Electrohypersensitivity may occur due to excessive exposures to EMF or EMR from power lines, cell phone transmission towers, cell & digital cordless phones, computers, fluorescent lights and various electrical tools & equipment. (Source)
Consider that some people drink coffee before bedtime and still go to sleep without a problem, while others suffer from insomnia if they consume caffeine in the afternoon or early evening.
It is most likely the case that there are people whose sleep is more sensitive to WiFi than others.
I would make the personal assumption that those people would be the same people who have existing difficulty sleeping, a history of poor sleep, or who are light sleepers and easily disturbed by external factors.

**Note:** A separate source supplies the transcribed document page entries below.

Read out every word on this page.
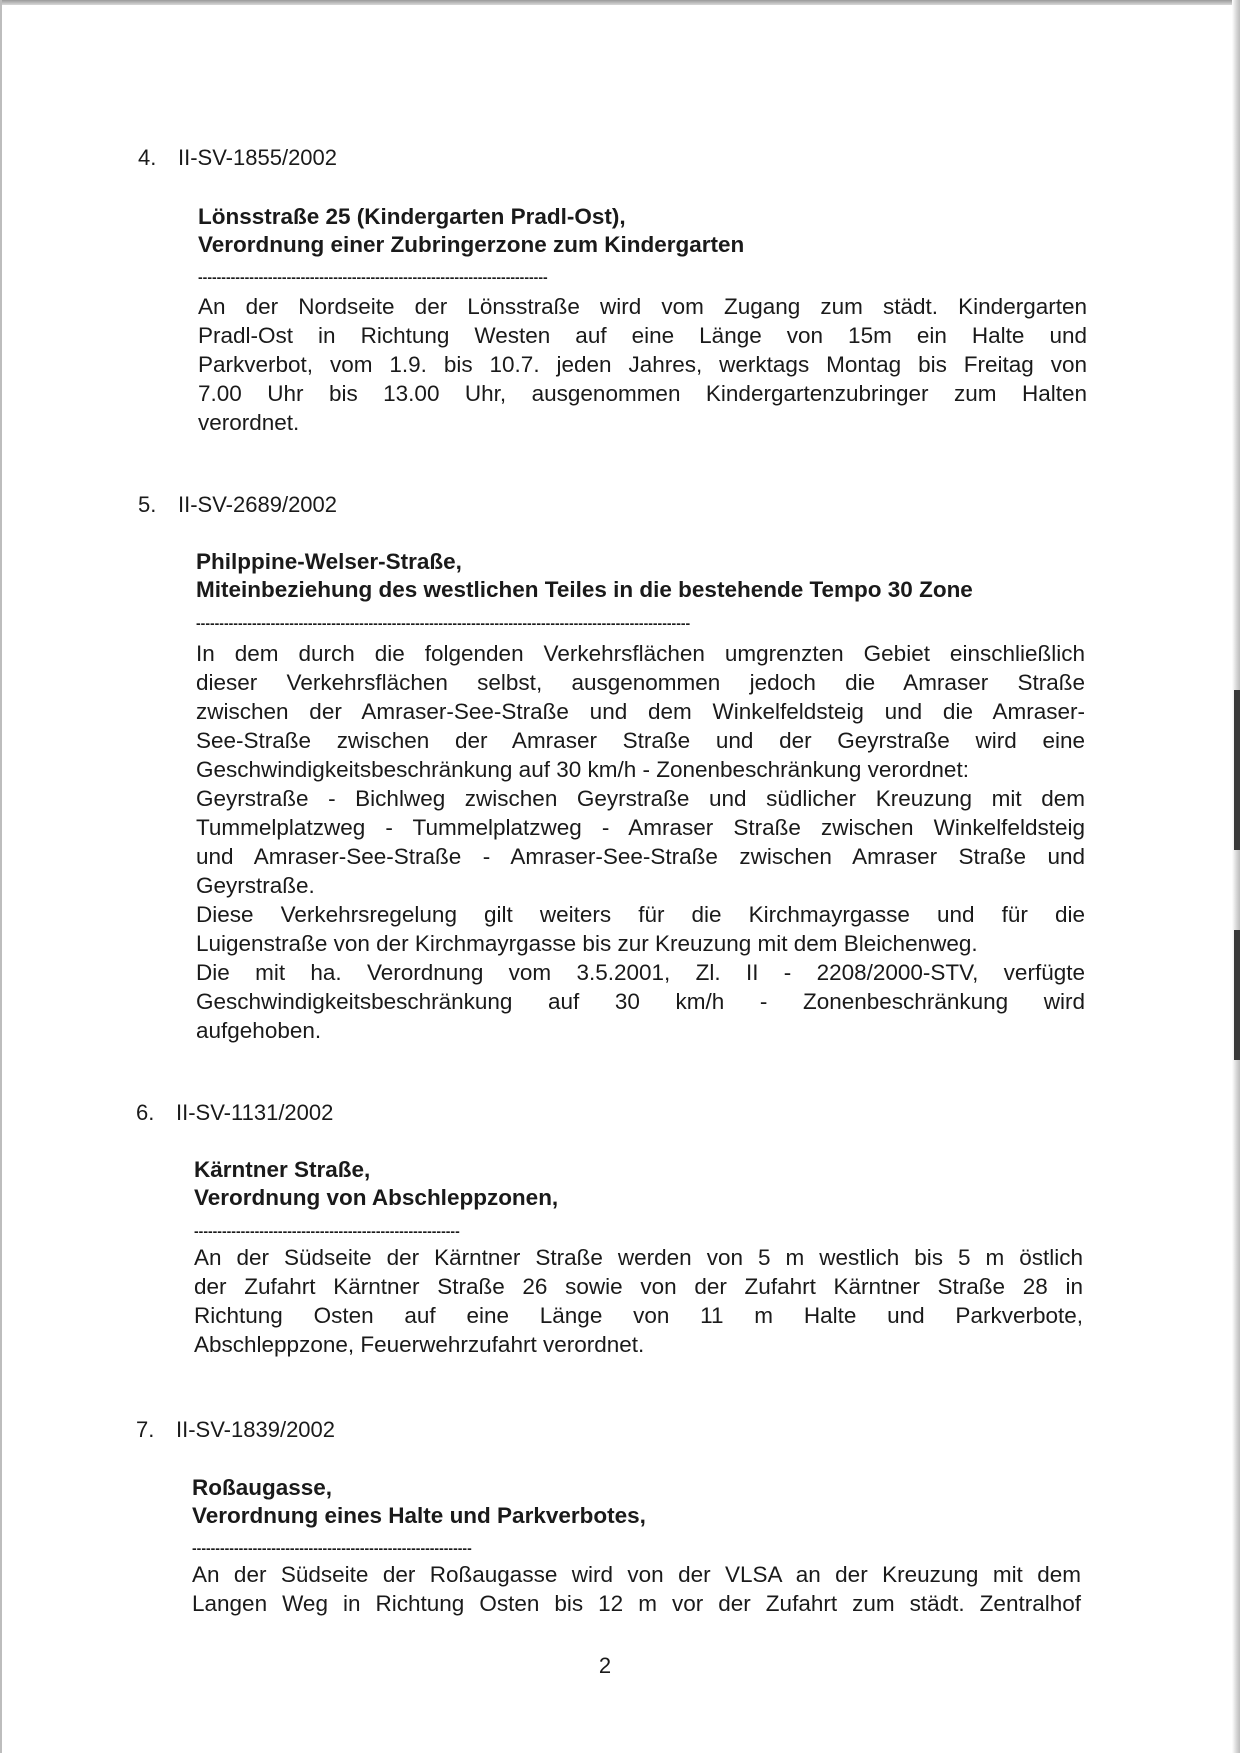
4. II-SV-1855/2002
Lönsstraße 25 (Kindergarten Pradl-Ost),
Verordnung einer Zubringerzone zum Kindergarten
---------------------------------------------------------------------------
An der Nordseite der Lönsstraße wird vom Zugang zum städt. Kindergarten
Pradl-Ost in Richtung Westen auf eine Länge von 15m ein Halte und
Parkverbot, vom 1.9. bis 10.7. jeden Jahres, werktags Montag bis Freitag von
7.00 Uhr bis 13.00 Uhr, ausgenommen Kindergartenzubringer zum Halten
verordnet.
5. II-SV-2689/2002
Philppine-Welser-Straße,
Miteinbeziehung des westlichen Teiles in die bestehende Tempo 30 Zone
----------------------------------------------------------------------------------------------------------
In dem durch die folgenden Verkehrsflächen umgrenzten Gebiet einschließlich
dieser Verkehrsflächen selbst, ausgenommen jedoch die Amraser Straße
zwischen der Amraser-See-Straße und dem Winkelfeldsteig und die Amraser-
See-Straße zwischen der Amraser Straße und der Geyrstraße wird eine
Geschwindigkeitsbeschränkung auf 30 km/h - Zonenbeschränkung verordnet:
Geyrstraße - Bichlweg zwischen Geyrstraße und südlicher Kreuzung mit dem
Tummelplatzweg - Tummelplatzweg - Amraser Straße zwischen Winkelfeldsteig
und Amraser-See-Straße - Amraser-See-Straße zwischen Amraser Straße und
Geyrstraße.
Diese Verkehrsregelung gilt weiters für die Kirchmayrgasse und für die
Luigenstraße von der Kirchmayrgasse bis zur Kreuzung mit dem Bleichenweg.
Die mit ha. Verordnung vom 3.5.2001, Zl. II - 2208/2000-STV, verfügte
Geschwindigkeitsbeschränkung auf 30 km/h - Zonenbeschränkung wird
aufgehoben.
6. II-SV-1131/2002
Kärntner Straße,
Verordnung von Abschleppzonen,
---------------------------------------------------------
An der Südseite der Kärntner Straße werden von 5 m westlich bis 5 m östlich
der Zufahrt Kärntner Straße 26 sowie von der Zufahrt Kärntner Straße 28 in
Richtung Osten auf eine Länge von 11 m Halte und Parkverbote,
Abschleppzone, Feuerwehrzufahrt verordnet.
7. II-SV-1839/2002
Roßaugasse,
Verordnung eines Halte und Parkverbotes,
------------------------------------------------------------
An der Südseite der Roßaugasse wird von der VLSA an der Kreuzung mit dem
Langen Weg in Richtung Osten bis 12 m vor der Zufahrt zum städt. Zentralhof
2
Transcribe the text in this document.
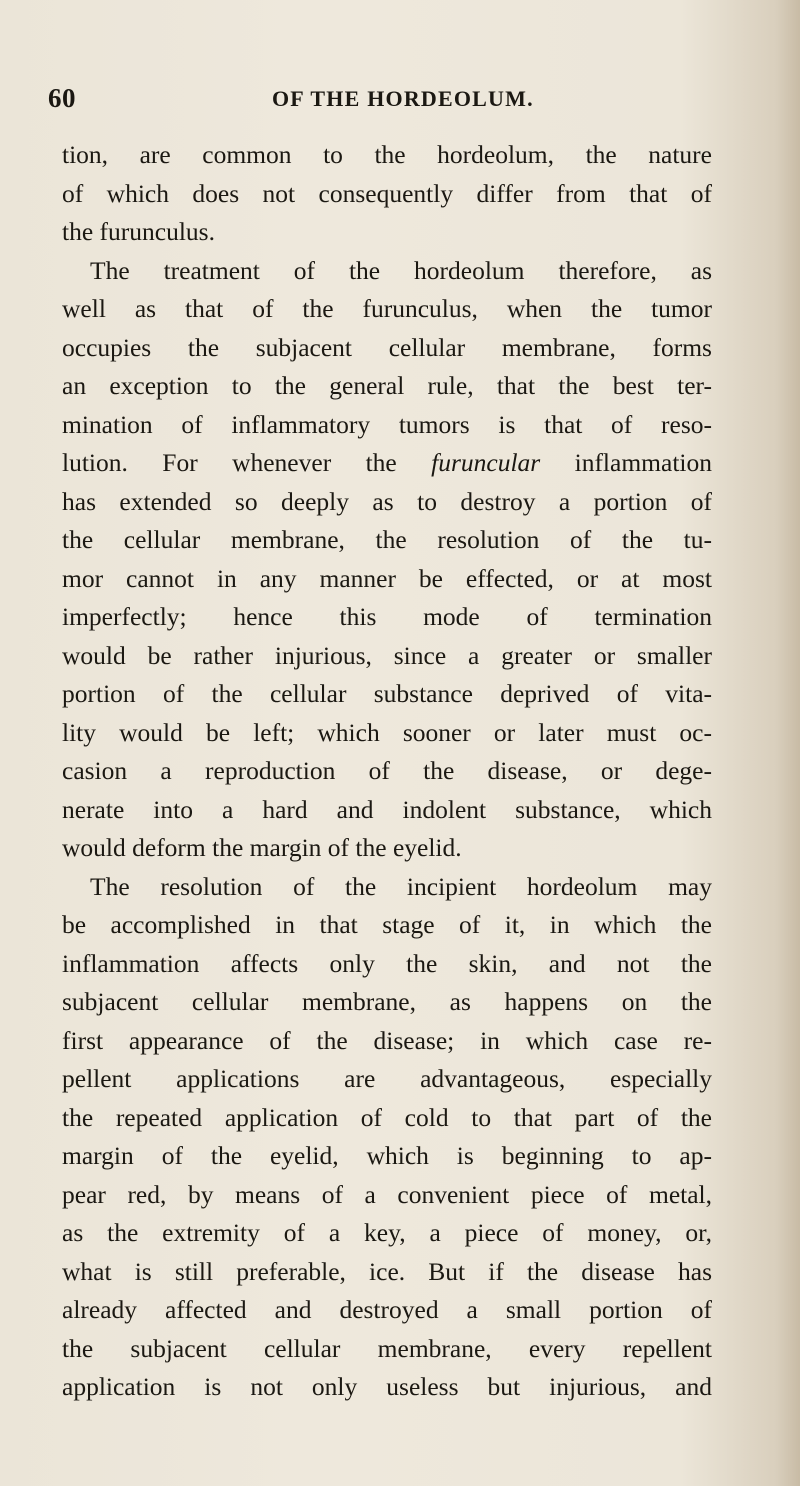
60	OF THE HORDEOLUM.
tion, are common to the hordeolum, the nature
of which does not consequently differ from that of
the furunculus.
The treatment of the hordeolum therefore, as
well as that of the furunculus, when the tumor
occupies the subjacent cellular membrane, forms
an exception to the general rule, that the best ter-
mination of inflammatory tumors is that of reso-
lution. For whenever the furuncular inflammation
has extended so deeply as to destroy a portion of
the cellular membrane, the resolution of the tu-
mor cannot in any manner be effected, or at most
imperfectly; hence this mode of termination
would be rather injurious, since a greater or smaller
portion of the cellular substance deprived of vita-
lity would be left; which sooner or later must oc-
casion a reproduction of the disease, or dege-
nerate into a hard and indolent substance, which
would deform the margin of the eyelid.
The resolution of the incipient hordeolum may
be accomplished in that stage of it, in which the
inflammation affects only the skin, and not the
subjacent cellular membrane, as happens on the
first appearance of the disease; in which case re-
pellent applications are advantageous, especially
the repeated application of cold to that part of the
margin of the eyelid, which is beginning to ap-
pear red, by means of a convenient piece of metal,
as the extremity of a key, a piece of money, or,
what is still preferable, ice. But if the disease has
already affected and destroyed a small portion of
the subjacent cellular membrane, every repellent
application is not only useless but injurious, and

Case in point: I stopped using my cell phone and watching TV/movies on my tablet in bed because I noticed a negative pattern emerge. I would take longer to fall asleep on nights that I did this. On some occasions, I would turn off the device and start to fall asleep, but then suddenly become very alert and awake.
8 Tips to Reduce WiFi Exposure During Sleep
In this fast-paced, developing world, the need to be constantly connected in the most convenient way is almost essential. Because of work and social commitments, it’s extremely hard to “disconnect”
That said, any form of brain stimulation around bedtime is not conducive to a good nights sleep, and we don't need to be exposed to WiFi while we sleep.
The evidence is not conclusive. We don't know the exact long-term health effects of overexposure, or indeed what our limits truly are, and we don't know if certain people are more susceptible to these effects than others.
But what we do know is that EMF activity can affect brain activity, which can affect melatonin production and affect our sleep.
So you should take steps, particularly if you are a bad sleeper, to reduce your exposure to WiFi prior to going to sleep, inside the bedroom and while you sleep. It just makes for Good Sleep Hygiene.
Here are some practical tips to get you started:
- Put mobile phones and tablets on airplane mode at bedtime / turn off WiFi on these devices.
- Turn off WiFi printers when not in use.
- Remove metal items near your bed, or replace beds and mattresses containing metal as these can contribute to creating electrical fields.
- Turn off your WiFi router when in bed; no one will use it during the night.
- If possible, turn off WiFi routers and devices two hours before you sleep so that your brain's melatonin production is not inhibited in any way.
- Avoid upgrading to WiFi gadgets such as smart TV, Wi-Fi kettle and other gadgets like the digital assistants that have recently become commonplace in many homes.
- Use cables for your connections and abandon Wireless where possible.
- Use dirty electricity filters on outlets to mitigate electromagnetic radiation.
WiFi & Sleep, in Conclusion
Going to sleep is a complex physiological process that can be disrupted by many factors. Many people struggle to get a good night sleep as it is, without adding additional barriers to overcome.
Your bedroom should be a sleep sanctuary; a place where you can relax and heal, both physically and mentally. All mental distractions and wakeful elements should be eliminated from the sleep environment.
Turn off WiFi and leave your phone and tablet out of the bedroom.
Indeed, go one step further than that and reduce the amount of electrical devices inside your bedroom. While these devices may make our lives more convenient, the convenience should not come at the cost of our health.